O Estado Português obriga-se a regularizar com o Estado de Angola a situação decorrente da existência de bens pertencentes a este Estado fora do território angolano, por forma a facilitar a transferência desses bens, ou do correspondente valor para o território e a posse de Angola.

ARTIGO 50.°

A F.N.L.A., o M.P.L. A. e a U.N.I.T.A, declaram-se dispostos a aceitar a responsabilidade decorrente dos compromissos financeiros assumidos pelo Estado Português em nome e em relação a Angola, desde que o tenham sido no efectivo interesse do povo angolano.

ARTIGO 51.°

Uma comissão especial paritária mista, constituída por peritos nomeados pelo Governo Provisório da República Portuguesa e pelo Governo de Transição do Estado de Angola, relacionará os bens referidos no Art. 49.° e os créditos referidos no Art. 50.°, procederá às avaliações que tiver por convenientes, e proporá àqueles Governos as soluções que tiver por justas.

ARTIGO 52.º

O Estado Português assume o compromisso de facilitar à comissão referida no artigo anterior todas as informações e elementos de que dispuser e de que a mesma comissão careça para formular juízos fundamentados e propor soluções equitativas dentro dos princípios da verdade, do respeito pelos legítimos direitos de cada parte e da mais leal cooperação.
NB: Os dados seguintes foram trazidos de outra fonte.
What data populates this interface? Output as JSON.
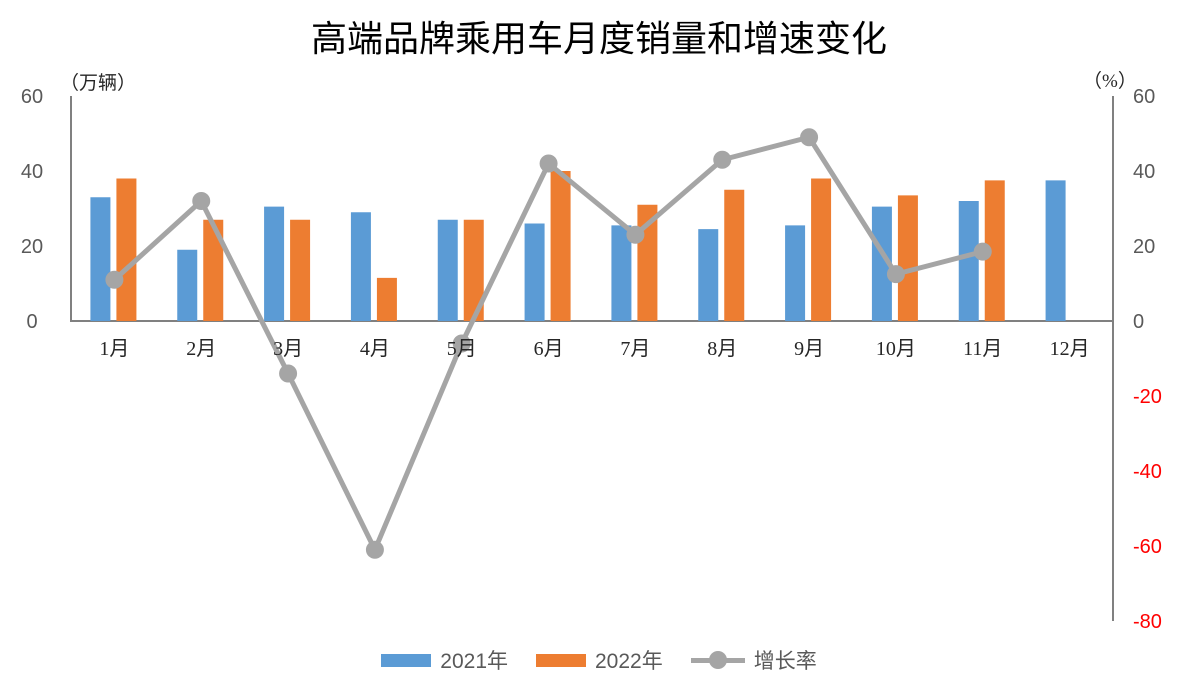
{
  "title": "高端品牌乘用车月度销量和增速变化",
  "left_axis": {
    "unit_label": "（万辆）",
    "ticks": [
      60,
      40,
      20,
      0
    ],
    "min": 0,
    "max": 60
  },
  "right_axis": {
    "unit_label": "（%）",
    "ticks": [
      60,
      40,
      20,
      0,
      -20,
      -40,
      -60,
      -80
    ],
    "min": -80,
    "max": 60
  },
  "legend": [
    {
      "key": "y2021",
      "label": "2021年",
      "type": "bar",
      "color": "#5B9BD5"
    },
    {
      "key": "y2022",
      "label": "2022年",
      "type": "bar",
      "color": "#ED7D31"
    },
    {
      "key": "growth",
      "label": "增长率",
      "type": "line",
      "color": "#A5A5A5"
    }
  ],
  "colors": {
    "bar_2021": "#5B9BD5",
    "bar_2022": "#ED7D31",
    "growth_line": "#A5A5A5",
    "axis_line": "#808080",
    "tick_text": "#595959",
    "negative_tick_text": "#FF0000",
    "category_text": "#262626",
    "title_text": "#000000",
    "legend_text": "#595959"
  },
  "chart_data": {
    "type": "bar+line combo",
    "title": "高端品牌乘用车月度销量和增速变化",
    "categories": [
      "1月",
      "2月",
      "3月",
      "4月",
      "5月",
      "6月",
      "7月",
      "8月",
      "9月",
      "10月",
      "11月",
      "12月"
    ],
    "series": [
      {
        "name": "2021年",
        "key": "y2021",
        "type": "bar",
        "axis": "left",
        "color": "#5B9BD5",
        "values": [
          33,
          19,
          30.5,
          29,
          27,
          26,
          25.5,
          24.5,
          25.5,
          30.5,
          32,
          37.5
        ]
      },
      {
        "name": "2022年",
        "key": "y2022",
        "type": "bar",
        "axis": "left",
        "color": "#ED7D31",
        "values": [
          38,
          27,
          27,
          11.5,
          27,
          40,
          31,
          35,
          38,
          33.5,
          37.5,
          null
        ]
      },
      {
        "name": "增长率",
        "key": "growth",
        "type": "line",
        "axis": "right",
        "color": "#A5A5A5",
        "values": [
          11,
          32,
          -14,
          -61,
          -6,
          42,
          23,
          43,
          49,
          12.5,
          18.5,
          null
        ]
      }
    ],
    "left_ylabel": "（万辆）",
    "right_ylabel": "（%）",
    "left_ylim": [
      0,
      60
    ],
    "right_ylim": [
      -80,
      60
    ],
    "left_tick_step": 20,
    "right_tick_step": 20,
    "grid": false,
    "legend_position": "bottom",
    "negative_right_ticks_red": true
  }
}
Criação de um banco emissor

ARTIGO 53.º

O Estado Português assistirá o Estado angolano na criação e instalação de um banco central emissor. O Estado Português compromete-se a transferir para o Estado de Angola as atribuições, o activo e o passivo do departamento de Angola no Banco de Angola, em condições a acordar no âmbito da comissão mista para os assuntos financeiros. Esta comissão estudara igualmente todas as questões referentes ao departamento de Portugal do mesmo banco, propondo as soluções justas, na medida em que se refiram e interessem a Angola.

ARTIGO 54.º

A P. N. L. A., o M. P. L. A. e a U. N. I. T. A. comprometem-se a respeitar os bens e os interesses legítimos dos portugueses domiciliados em Angola.

CAPITULO IX

Da cooperação entre Angola e Portugal

ARTIGO 56.º

O Governo Português por um lado e os movimentos de libertação por outro acordam em estabelecer entre Portugal e Angola laços de cooperação construtiva e duradoura em todos os domínios, nomeadamente nos domínios cultural, técnico, científico, económico, comercial, monetário, financeiro e militar, numa base de independência, igualdade, liberdade, respeito mútuo e reciprocidade de interesses.

CAPITULO X

Das comissões mistas

ARTIGO 56.º

Serão criadas comissões mistas de natureza técnica e composição paritária nomeadas pelo alto-comissário de acordo com o colégio presidencial, que terão por tarefa estudar e propor soluções para os problemas decorrentes da descolonização e estabelecer as bases de uma cooperação activa entre Portugal e Angola, nomeadamente nos seguintes domínios:

a) cultural, técnico e científico;
b) económico e comercial;
c) monetário e financeiro;
d) militar;
e) da aquisição da nacionalidade angolana por cidadãos portugueses.

ARTIGO 57.º

As comissões referidas no artigo anterior conduzirão os trabalhos e negociações num clima de cooperação construtiva e de leal ajustamento. As conclusões a que chegarem deverão ser submetidas, no mais curto espaço de tempo, à consideração do alto-comissário e do colégio presidencial com vista à elaboração das disposições gerais.

CAPITULO XI

Desacordos entre Portugal e Angola

ARTIGO 58.°

Quaisquer questões que surjam na interpretação e na aplicação do presente acordo e que não possam ser solucionadas nos termos do Art. 27.°, serão resolvidas por via negociada entre o Governo Português e os movimentos de libertação.

ARTIGO 59.º

O Estado Português, a F.N.L.A., o M.P.L.A. e a U.N.I.T.A., fiéis ao ideário sociopolítico repetidamente afirmado pelos seus dirigentes, reafirmam o seu respeito pelos princípios consagrados na Carta das Nações Unidas e na declaração universal dos Direitos do Homem bem como o seu activo repúdio por todas as formas de discriminação social, nomeadamente o «apartheid».

ARTIGO 60.°

O presente acordo entrará em vigor imediatamente após a homologação pelo Presidente da República Portuguesa. As delegações do Governo português, da F.N.L.A., do M.P.L.A. e da U.N.I.T.A. realçam o clima de perfeita cooperação e cordialidade em que decorreram as negociações e felicitam-se pela conclusão do presente acordo, que dará satisfação às justas aspirações do povo angolano e enche de orgulho o povo português, a partir de agora ligados por laços de funda amizade e propósitos de cooperação construtiva para bem de Angola, de Portugal, da África e do Mundo.
Assinado em Alvor, Algarve, aos 15 dias do mês de Janeiro de 1975 em quatro exemplares em língua portuguesa.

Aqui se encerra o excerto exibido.